I don't know, it just doesn't sit well with me, it would be hypocritical and a huge jab at Jenny's character to pull that stunt, it's just something I highly doubt she'd do. While a compelling theory, it just doesn't really add up in my opinion and doesn't seem like something that the Jenny we've bonded with so far would do.
Even though I agree with you in principle there is a gap of 10 years from that scene until the power plant incident and many events may have happen to justify Jenny going to the past 20 years to 1989 and then it is many years living a new identity (30 more and on those years some are overlapping 2 versions of her) until 2019 to enforce her resolve about the decision. So isn't that unplausible that it may happen, of course on the basis that this theory is true.

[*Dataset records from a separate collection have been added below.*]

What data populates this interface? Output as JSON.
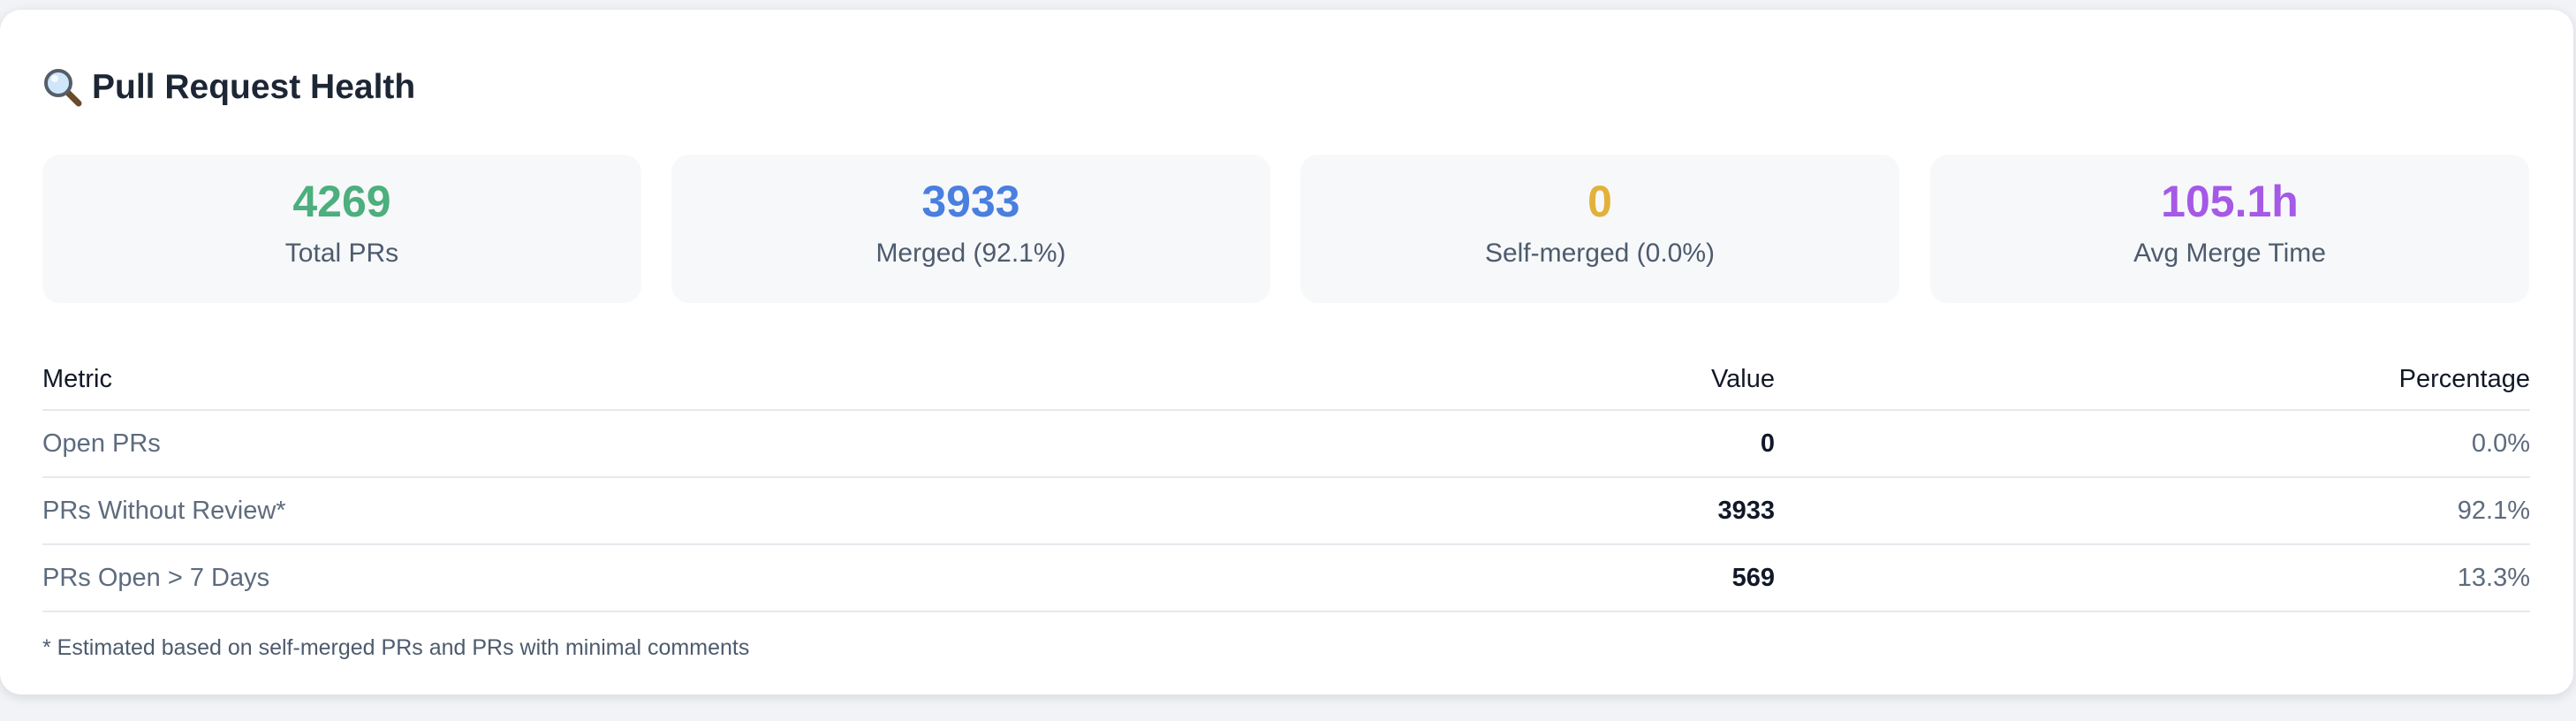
{
  "section": {
    "title": "Pull Request Health",
    "title_icon": "magnifier-icon"
  },
  "stats": [
    {
      "value": "4269",
      "label": "Total PRs",
      "color": "#4caf7d"
    },
    {
      "value": "3933",
      "label": "Merged (92.1%)",
      "color": "#4a7fe0"
    },
    {
      "value": "0",
      "label": "Self-merged (0.0%)",
      "color": "#e3b13b"
    },
    {
      "value": "105.1h",
      "label": "Avg Merge Time",
      "color": "#a559e6"
    }
  ],
  "table": {
    "headers": [
      "Metric",
      "Value",
      "Percentage"
    ],
    "rows": [
      {
        "metric": "Open PRs",
        "value": "0",
        "percentage": "0.0%"
      },
      {
        "metric": "PRs Without Review*",
        "value": "3933",
        "percentage": "92.1%"
      },
      {
        "metric": "PRs Open > 7 Days",
        "value": "569",
        "percentage": "13.3%"
      }
    ]
  },
  "footnote": "* Estimated based on self-merged PRs and PRs with minimal comments"
}
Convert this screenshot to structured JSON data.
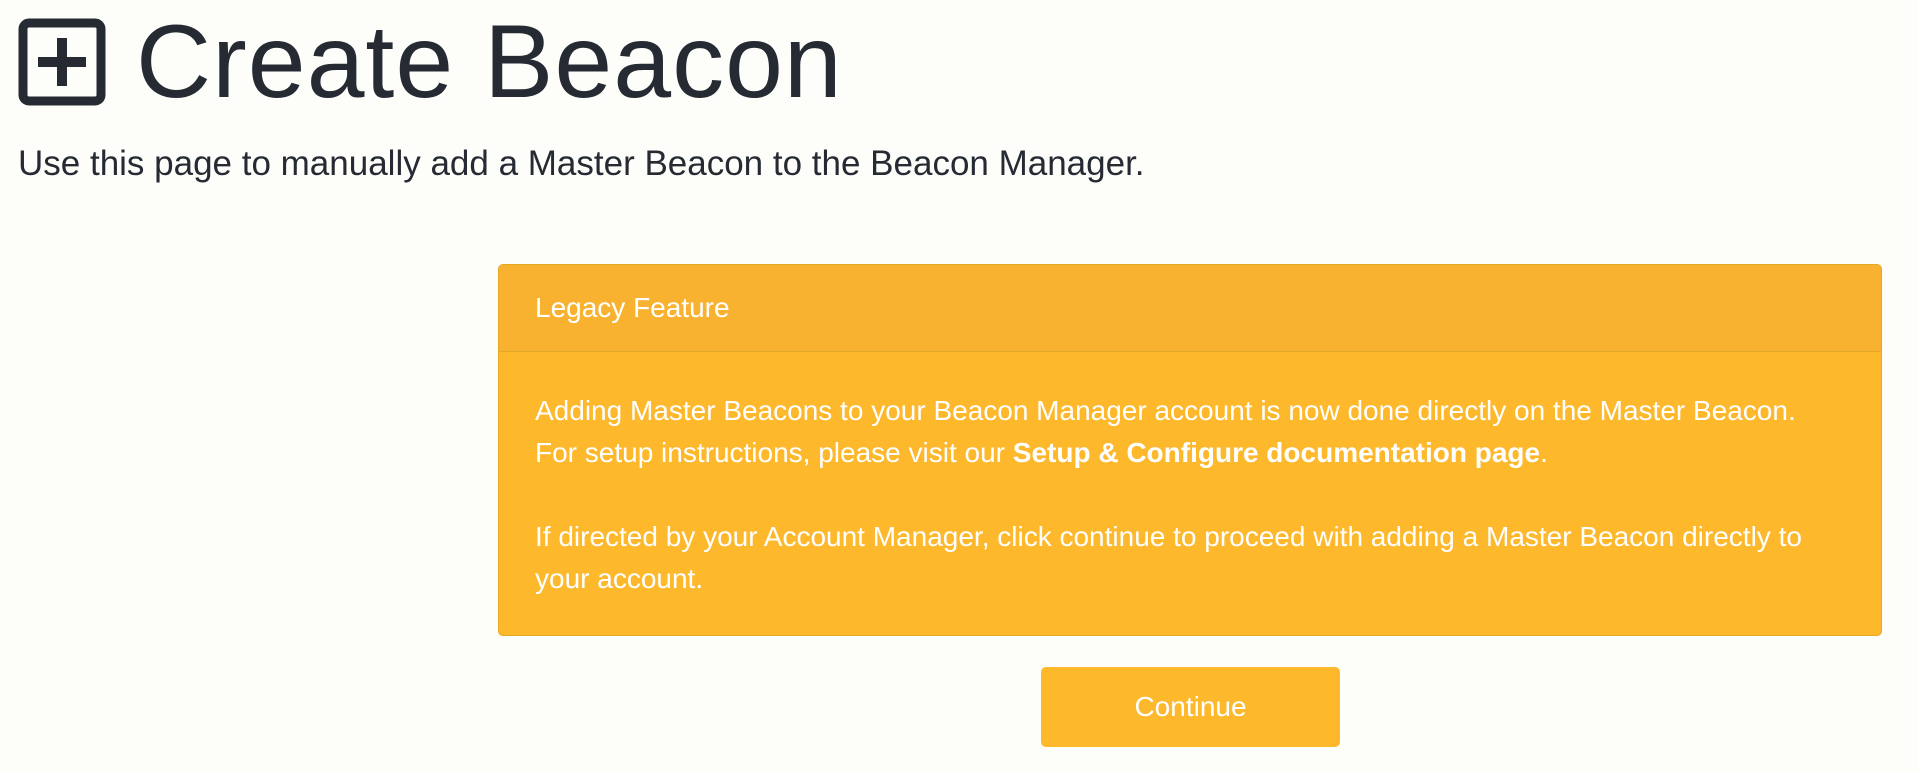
{
  "header": {
    "title": "Create Beacon",
    "icon": "plus-square-icon",
    "subtitle": "Use this page to manually add a Master Beacon to the Beacon Manager."
  },
  "panel": {
    "heading": "Legacy Feature",
    "paragraph1_text": "Adding Master Beacons to your Beacon Manager account is now done directly on the Master Beacon. For setup instructions, please visit our ",
    "paragraph1_link": "Setup & Configure documentation page",
    "paragraph1_end": ".",
    "paragraph2": "If directed by your Account Manager, click continue to proceed with adding a Master Beacon directly to your account."
  },
  "actions": {
    "continue_label": "Continue"
  },
  "colors": {
    "accent": "#fdb82c",
    "panel_heading": "#f8b22f",
    "text_dark": "#262a33",
    "background": "#fdfdfa"
  }
}
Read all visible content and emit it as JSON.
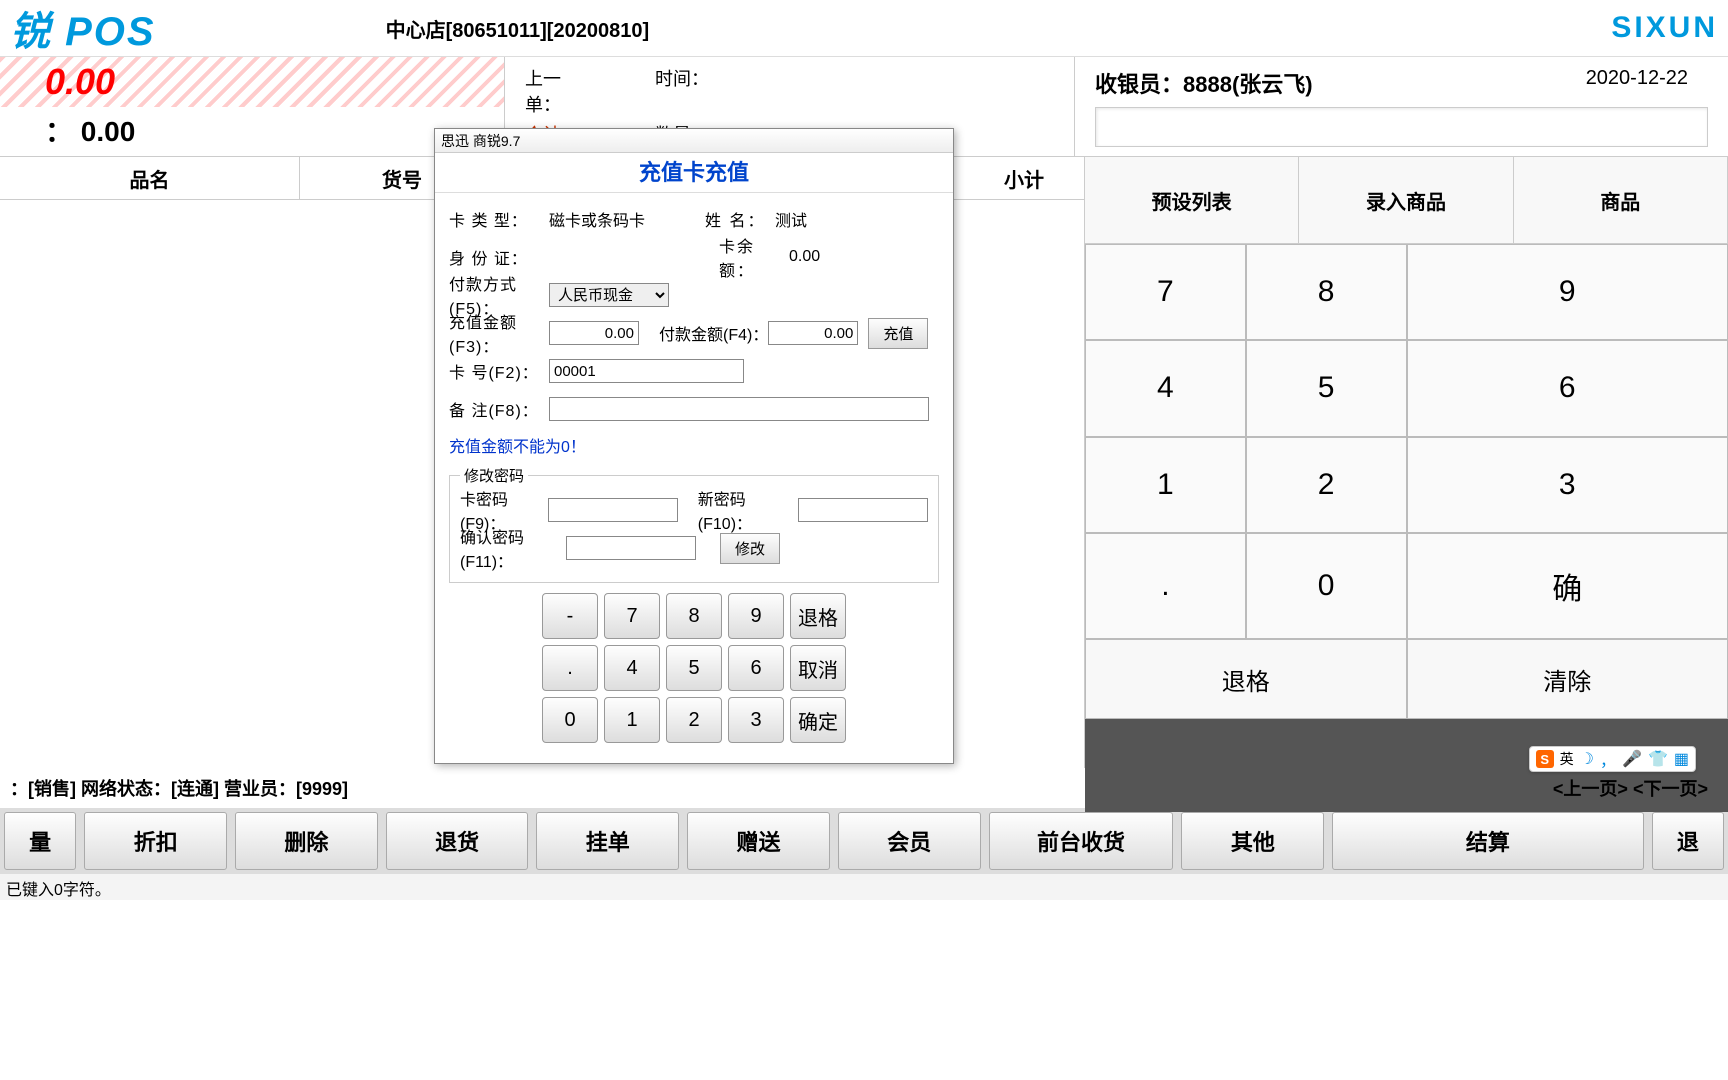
{
  "header": {
    "logo": "锐 POS",
    "store_info": "中心店[80651011][20200810]",
    "brand": "SIXUN"
  },
  "totals": {
    "red": "0.00",
    "black_label": "：",
    "black": "0.00"
  },
  "last_order": {
    "prev_label": "上一单：",
    "time_label": "时间：",
    "total_label": "合计：",
    "qty_label": "数量："
  },
  "cashier": {
    "label": "收银员：",
    "value": "8888(张云飞)",
    "date": "2020-12-22"
  },
  "grid_cols": [
    "品名",
    "货号",
    "小计"
  ],
  "right_tabs": [
    "预设列表",
    "录入商品",
    "商品"
  ],
  "keypad": [
    "7",
    "8",
    "9",
    "4",
    "5",
    "6",
    "1",
    "2",
    "3",
    ".",
    "0",
    "确"
  ],
  "bottom_keys": [
    "退格",
    "清除"
  ],
  "status": {
    "text": "：[销售] 网络状态：[连通] 营业员：[9999]",
    "prev": "<上一页>",
    "next": "<下一页>"
  },
  "bottom_buttons": [
    "量",
    "折扣",
    "删除",
    "退货",
    "挂单",
    "赠送",
    "会员",
    "前台收货",
    "其他",
    "结算",
    "退"
  ],
  "ime_status": "已键入0字符。",
  "dialog": {
    "app_title": "思迅 商锐9.7",
    "title": "充值卡充值",
    "card_type_label": "卡 类 型：",
    "card_type_value": "磁卡或条码卡",
    "name_label": "姓  名：",
    "name_value": "测试",
    "id_label": "身 份 证：",
    "balance_label": "卡余额：",
    "balance_value": "0.00",
    "pay_method_label": "付款方式(F5)：",
    "pay_method_value": "人民币现金",
    "recharge_amt_label": "充值金额(F3)：",
    "recharge_amt_value": "0.00",
    "pay_amt_label": "付款金额(F4)：",
    "pay_amt_value": "0.00",
    "recharge_btn": "充值",
    "card_no_label": "卡    号(F2)：",
    "card_no_value": "00001",
    "note_label": "备    注(F8)：",
    "note_value": "",
    "error_msg": "充值金额不能为0！",
    "pw_legend": "修改密码",
    "card_pw_label": "卡密码(F9)：",
    "new_pw_label": "新密码(F10)：",
    "confirm_pw_label": "确认密码(F11)：",
    "modify_btn": "修改",
    "keypad": [
      "-",
      "7",
      "8",
      "9",
      "退格",
      ".",
      "4",
      "5",
      "6",
      "取消",
      "0",
      "1",
      "2",
      "3",
      "确定"
    ]
  },
  "ime_bar": {
    "lang": "英"
  }
}
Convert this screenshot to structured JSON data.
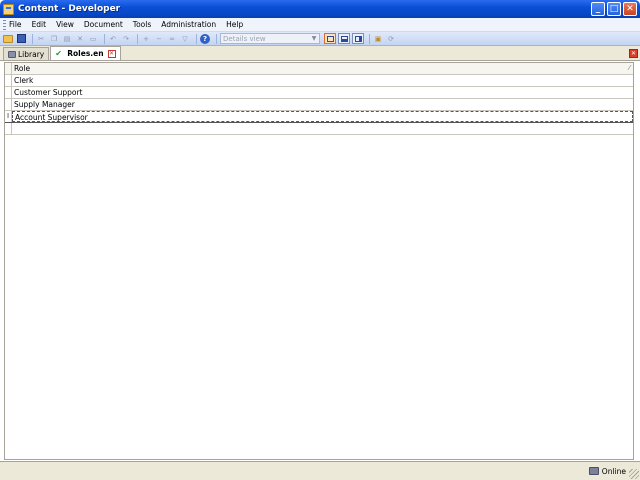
{
  "window": {
    "title": "Content - Developer",
    "controls": {
      "minimize": "_",
      "maximize": "□",
      "close": "✕"
    }
  },
  "menu": {
    "items": [
      {
        "label": "File"
      },
      {
        "label": "Edit"
      },
      {
        "label": "View"
      },
      {
        "label": "Document"
      },
      {
        "label": "Tools"
      },
      {
        "label": "Administration"
      },
      {
        "label": "Help"
      }
    ]
  },
  "toolbar": {
    "view_select": {
      "value": "Details view"
    },
    "icons": [
      "open-folder-icon",
      "save-icon",
      "cut-icon",
      "copy-icon",
      "paste-icon",
      "delete-icon",
      "undo-icon",
      "redo-icon",
      "help-icon",
      "layout-single-icon",
      "layout-split-horizontal-icon",
      "layout-split-vertical-icon",
      "properties-icon",
      "refresh-icon"
    ]
  },
  "tabs": [
    {
      "label": "Library",
      "active": false
    },
    {
      "label": "Roles.en",
      "active": true
    }
  ],
  "grid": {
    "column_header": "Role",
    "sort_glyph": "⁄",
    "edit_marker": "I",
    "rows": [
      {
        "value": "Clerk"
      },
      {
        "value": "Customer Support"
      },
      {
        "value": "Supply Manager"
      },
      {
        "value": "Account Supervisor",
        "editing": true
      },
      {
        "value": ""
      }
    ]
  },
  "status": {
    "connection": "Online"
  },
  "colors": {
    "titlebar": "#0a4fd6",
    "menubar": "#eef3fc",
    "toolbar": "#c3d4f2",
    "chrome": "#ece9d8",
    "close_accent": "#d8402a"
  }
}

I wouldn't say it is hypocritical, life change us, events change us, a son/daughter change us and we grow and start seeing things differently with a different perspective than when "we" are 21 years old. You simply base your opinion on what she is in that moment in 1999 and it is normal that we do, but there is so many things to explain in the story.
I love a good mystery, and this one mixed with sci-fi time travel. Now the harder part is to explain how Jenny/Ms. Gilmour went from that point A (1999) to point B (2009-»1989) to point C (2019) in a more and less plausible manner and this being a time travel story always raise a bit more my "suspension of disbelieve" state than other genres, so doesn't have to be a perfect explanation because there isn't on paradoxes.
Again, all this with the premise that this theory is correct, that in my personal opinion I'm certain that is correct on a probability of 90%+. It is too many coincidences, even the age of Jackie Gilmour in 2019 "confirms" this theory.